PPP Bidik Tokoh Beruang untuk Nyaleg, Tidak Buka Pendaftaran


PPP Bidik Tokoh Beruang untuk Nyaleg, Tidak Buka Pendaftaran
(PPP FOR KM) MASUK AKAL: Sekretaris DPC PPP Bangkalan Nur Hasan (paling kanan) menegaskan bahwa caleg yang dibutuhkan di partainya adalah yang memiliki cukup uang dalam menopang mobilitas politiknya.

KABARMADURA.ID | BANGKALAN/SUMENEP-Sejumlah partai politik memilih jaring bakal calon anggota legislatif (caleg) secara tertutup. Seperti Dewan Pengurus Cabang (DPC) Partai Persatuan Pembangunan (PPP) Bangkalan dan Dewan Pimpinan Daerah (DPD) Partai Keadilan Sejahtera Sumenep.

Sekretaris DPC PPP Bangkalan Nur Hasan mengatakan, alasan menggunakan operasi senyap dalam menjaring bakal caleg karena ingin memperoleh calon yang dinilai memiliki kemampuan bertarung. 

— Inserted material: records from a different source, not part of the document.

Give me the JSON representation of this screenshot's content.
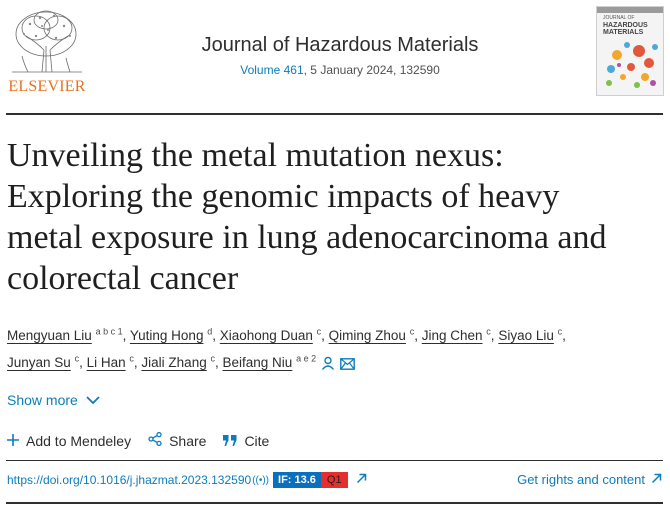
{
  "header": {
    "publisher": "ELSEVIER",
    "journal_title": "Journal of Hazardous Materials",
    "volume": "Volume 461",
    "issue_info": ", 5 January 2024, 132590",
    "cover_text_top": "JOURNAL OF",
    "cover_text_main": "HAZARDOUS MATERIALS"
  },
  "article": {
    "title_lines": [
      "Unveiling the metal mutation nexus:",
      "Exploring the genomic impacts of heavy",
      "metal exposure in lung adenocarcinoma and",
      "colorectal cancer"
    ]
  },
  "authors": [
    {
      "name": "Mengyuan Liu",
      "aff": "a b c 1"
    },
    {
      "name": "Yuting Hong",
      "aff": "d"
    },
    {
      "name": "Xiaohong Duan",
      "aff": "c"
    },
    {
      "name": "Qiming Zhou",
      "aff": "c"
    },
    {
      "name": "Jing Chen",
      "aff": "c"
    },
    {
      "name": "Siyao Liu",
      "aff": "c"
    },
    {
      "name": "Junyan Su",
      "aff": "c"
    },
    {
      "name": "Li Han",
      "aff": "c"
    },
    {
      "name": "Jiali Zhang",
      "aff": "c"
    },
    {
      "name": "Beifang Niu",
      "aff": "a e 2"
    }
  ],
  "links": {
    "show_more": "Show more",
    "add_to_mendeley": "Add to Mendeley",
    "share": "Share",
    "cite": "Cite",
    "doi": "https://doi.org/10.1016/j.jhazmat.2023.132590",
    "impact_factor": "IF: 13.6",
    "quartile": "Q1",
    "rights": "Get rights and content"
  },
  "colors": {
    "link": "#0c7dbb",
    "elsevier_orange": "#e9711c",
    "if_badge": "#0a6fbd",
    "q_badge": "#e62e2e"
  }
}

Dalam penjaringan itu, pengurus DPC PPP mendekati beberapa tokoh potensial. Nur Hasan menyebut langkah tersebut sebagai model jemput bola. Menunggu tokoh datang dinilai sudah bukan zamannya. 

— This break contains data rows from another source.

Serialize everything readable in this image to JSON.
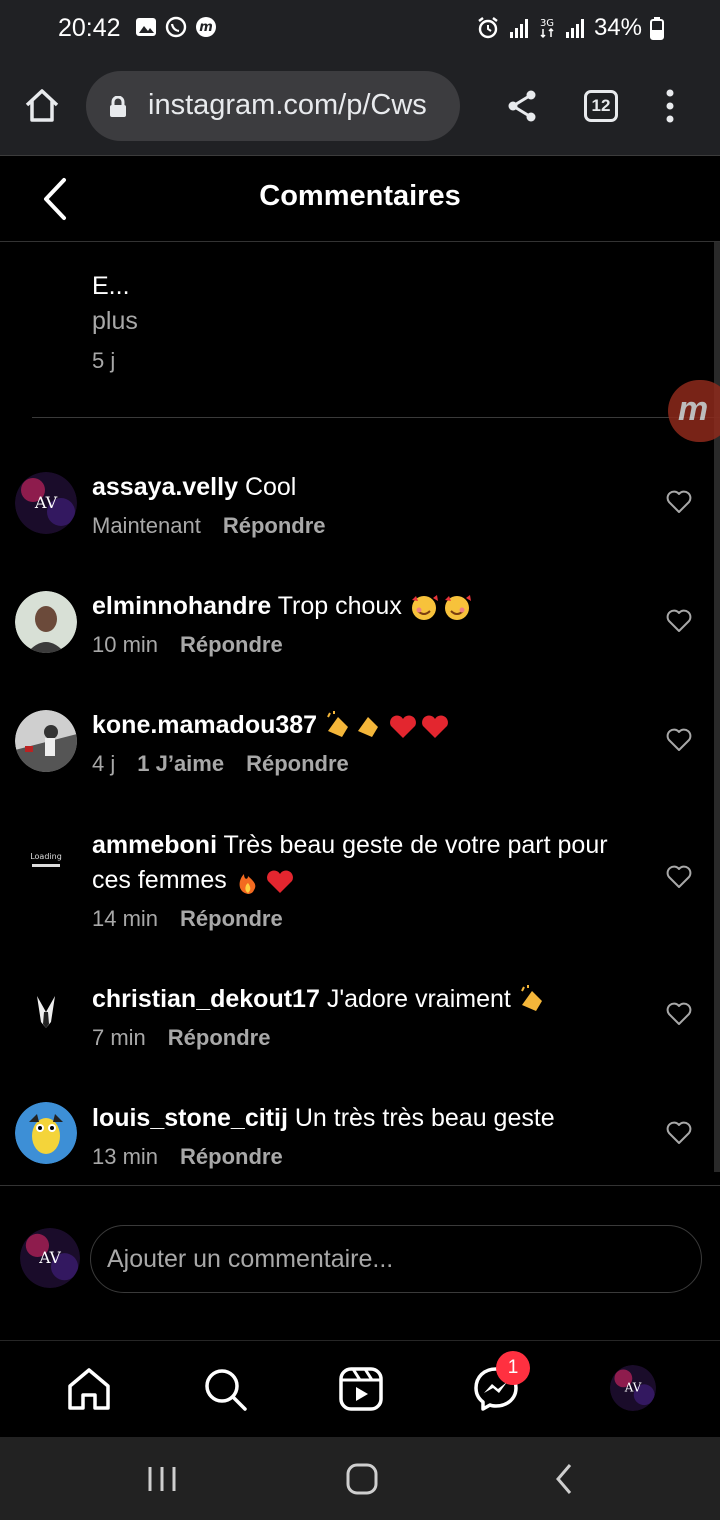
{
  "status_bar": {
    "time": "20:42",
    "battery": "34%"
  },
  "browser": {
    "url": "instagram.com/p/Cws",
    "tab_count": "12"
  },
  "header": {
    "title": "Commentaires"
  },
  "caption": {
    "text": "E...",
    "more": "plus",
    "age": "5 j"
  },
  "overlay_bubble": {
    "label": "m"
  },
  "comments": [
    {
      "username": "assaya.velly",
      "text": "Cool",
      "time": "Maintenant",
      "likes": "",
      "reply": "Répondre"
    },
    {
      "username": "elminnohandre",
      "text": "Trop choux",
      "time": "10 min",
      "likes": "",
      "reply": "Répondre"
    },
    {
      "username": "kone.mamadou387",
      "text": "",
      "time": "4 j",
      "likes": "1 J’aime",
      "reply": "Répondre"
    },
    {
      "username": "ammeboni",
      "text": "Très beau geste de votre part pour ces femmes",
      "time": "14 min",
      "likes": "",
      "reply": "Répondre"
    },
    {
      "username": "christian_dekout17",
      "text": "J'adore vraiment",
      "time": "7 min",
      "likes": "",
      "reply": "Répondre"
    },
    {
      "username": "louis_stone_citij",
      "text": "Un très très beau geste",
      "time": "13 min",
      "likes": "",
      "reply": "Répondre"
    }
  ],
  "avatars": {
    "initials": "AV",
    "loading_text": "Loading"
  },
  "input": {
    "placeholder": "Ajouter un commentaire..."
  },
  "bottom_nav": {
    "messages_badge": "1"
  },
  "colors": {
    "background": "#000000",
    "chrome_bar": "#202124",
    "muted_text": "#a8a8a8",
    "badge": "#ff3040"
  }
}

“Kami ingin menjadi partai yang gerakan dan bekerjanya luar biasa, jadi tidak biasa biasa saja. Jadi jika kami memandang salah satu tokoh ini mampu bertarung, kami dekati,” ulasnya.

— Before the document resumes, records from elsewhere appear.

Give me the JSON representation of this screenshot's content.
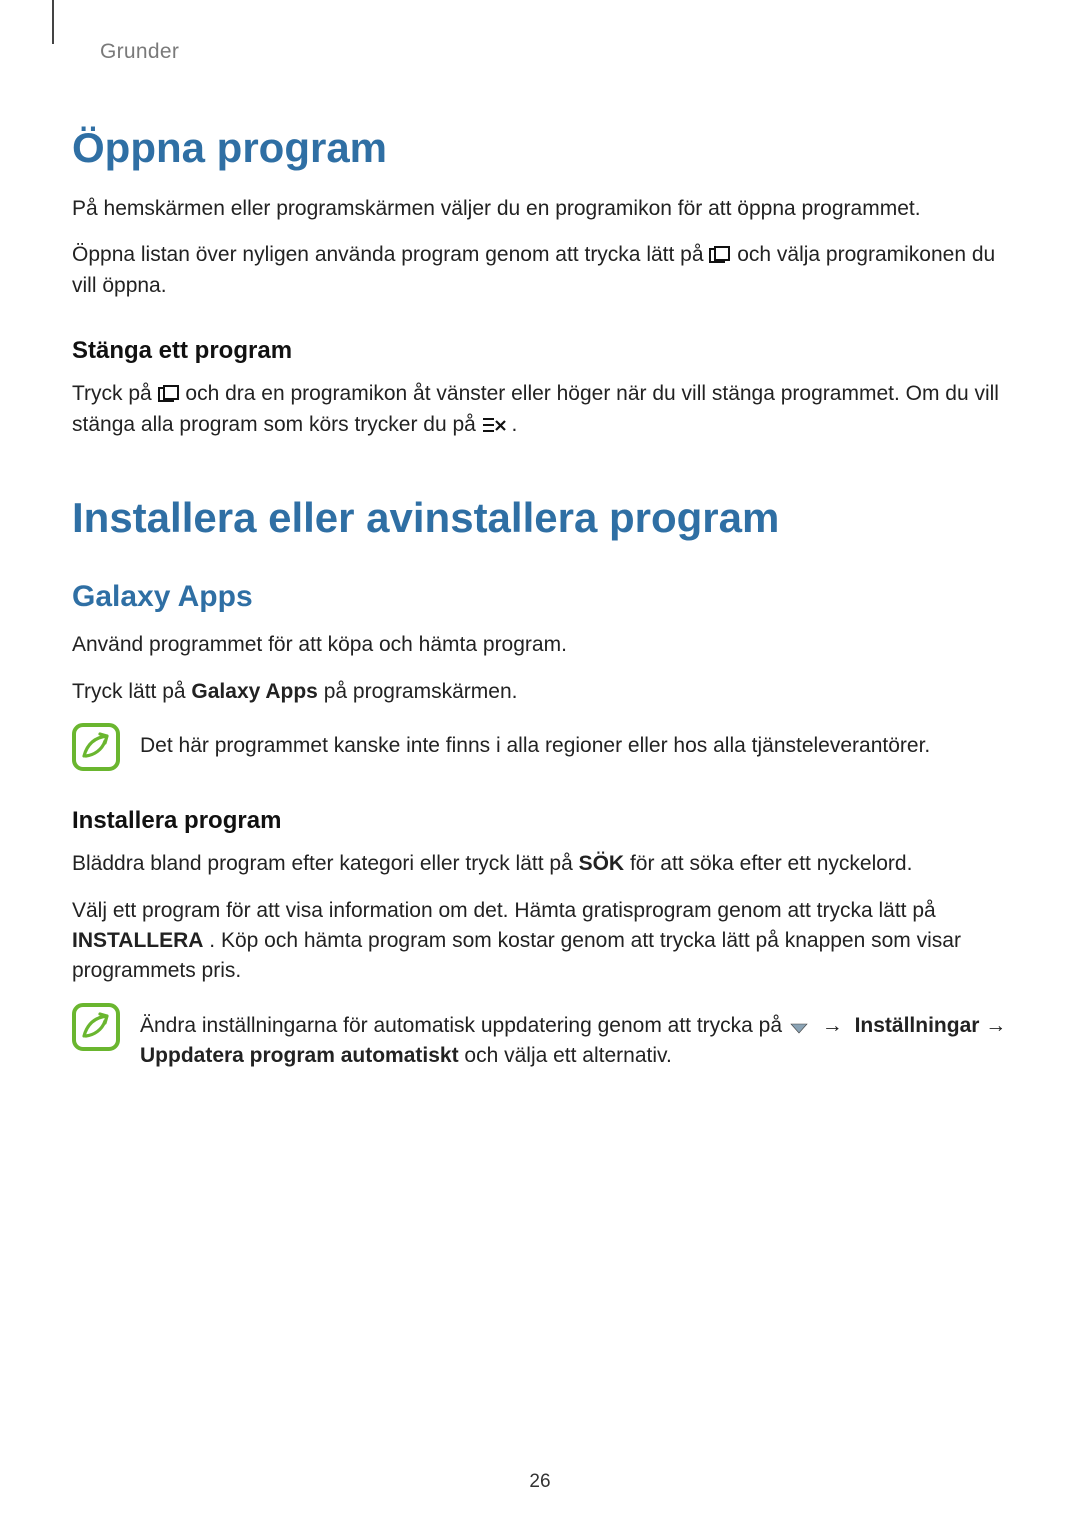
{
  "breadcrumb": "Grunder",
  "section1": {
    "title": "Öppna program",
    "p1": "På hemskärmen eller programskärmen väljer du en programikon för att öppna programmet.",
    "p2a": "Öppna listan över nyligen använda program genom att trycka lätt på ",
    "p2b": " och välja programikonen du vill öppna.",
    "sub_title": "Stänga ett program",
    "sub_p_a": "Tryck på ",
    "sub_p_b": " och dra en programikon åt vänster eller höger när du vill stänga programmet. Om du vill stänga alla program som körs trycker du på ",
    "sub_p_c": "."
  },
  "section2": {
    "title": "Installera eller avinstallera program",
    "brand": "Galaxy Apps",
    "p1": "Använd programmet för att köpa och hämta program.",
    "p2a": "Tryck lätt på ",
    "p2_bold": "Galaxy Apps",
    "p2b": " på programskärmen.",
    "note1": "Det här programmet kanske inte finns i alla regioner eller hos alla tjänsteleverantörer.",
    "install_title": "Installera program",
    "install_p1a": "Bläddra bland program efter kategori eller tryck lätt på ",
    "install_p1_bold": "SÖK",
    "install_p1b": " för att söka efter ett nyckelord.",
    "install_p2a": "Välj ett program för att visa information om det. Hämta gratisprogram genom att trycka lätt på ",
    "install_p2_bold": "INSTALLERA",
    "install_p2b": ". Köp och hämta program som kostar genom att trycka lätt på knappen som visar programmets pris.",
    "note2a": "Ändra inställningarna för automatisk uppdatering genom att trycka på ",
    "note2_arrow": "→",
    "note2_bold1": "Inställningar",
    "note2_mid": " → ",
    "note2_bold2": "Uppdatera program automatiskt",
    "note2b": " och välja ett alternativ."
  },
  "page_number": "26"
}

Figur yang dibidik adalah dua kalangan ketokohan, yakni ulama dan tokoh masyarakat plus belater. Tentu juga yang punya uang. Sebab, itu hal itu yang memang dibutuhkan untuk menopang mobilitas politiknya. 

“Yang jelas kalau di Bangkalan ini, pendidikan masih nomor kesekian, dua tokoh ini yang kami cari dan kami anggap mampu,” tuturnya.

Saat ini masih dalam proses penjaringan di seluruh daerah pemilihan (dapil) di Bangkalan. Sudah ada 22 calon terjaring. Bahkan diyakini sudah ada calon yang bakal jadi. Calon tersebut berasal dari daerah pilihan (dapil) Bangkalan III (Konang Kokop, dan Tanjungbumi). 

PPP saat ini memiliki 7 kursi di DPRD Bangkalan. Untuk Pemilu 2024, menargetkan minimal 10 kursi.

Sedangkan DPD PKS Sumenep, kendati hanya memiliki dua kursi di DPRD Sumenep, juga dominan menggunakan metode penjaringan tertutup. Dalam proses penjaringan tertutup, mendekati figur yang punya keinginan bersama PKS. Namun tetap membuka kesempatan kepada masyarakat untuk menjadi caleg melalui PKS.

Namun bagi masyarakat umum yang tertarik melalui PKS, sebelum menjadi ditetapkan caleg, harus bersedia melalui pembinaan penyamaan visi dan misi PKS. 

"Penjaringannya di tidak terbuka, walaupun pada siapa saja bisa mendaftar melalui PKS ya," kata Ketua DPD PKS Sumenep Rimbun Hidayat, Minggu (16/10/2022). 

Penjaringan sudah dilakukan sejak Februari 2022 dan terus berlanjut hingga batas akhir pendaftaran di Komisi Pemilihan Umum (KPU) setidaknya bulan Mei 2023 mendatang. Target pemenuhan kuota caleg juga akan diupayakan penuh 100 persen, yakni 50 orang. 

Untuk saat ini, DPD PKS Sumenep menargetkan minimal 5 kursi. Karena ada tujuan untuk bisa membuat fraksi sendiri di DPRD Sumenep. Saat ini, wakil dari PKS di DPRD Sumenep masih digabung dengan legislator lain untuk membentuk satu fraksi. 

“Target kami memang mencapai fraksi mandiri. Sebab, pada peleg sebelumnya PKS hanya mendapatkan 2 kursi. Sehingga, fraksinya digabung dengan partai lain," pungkasnya.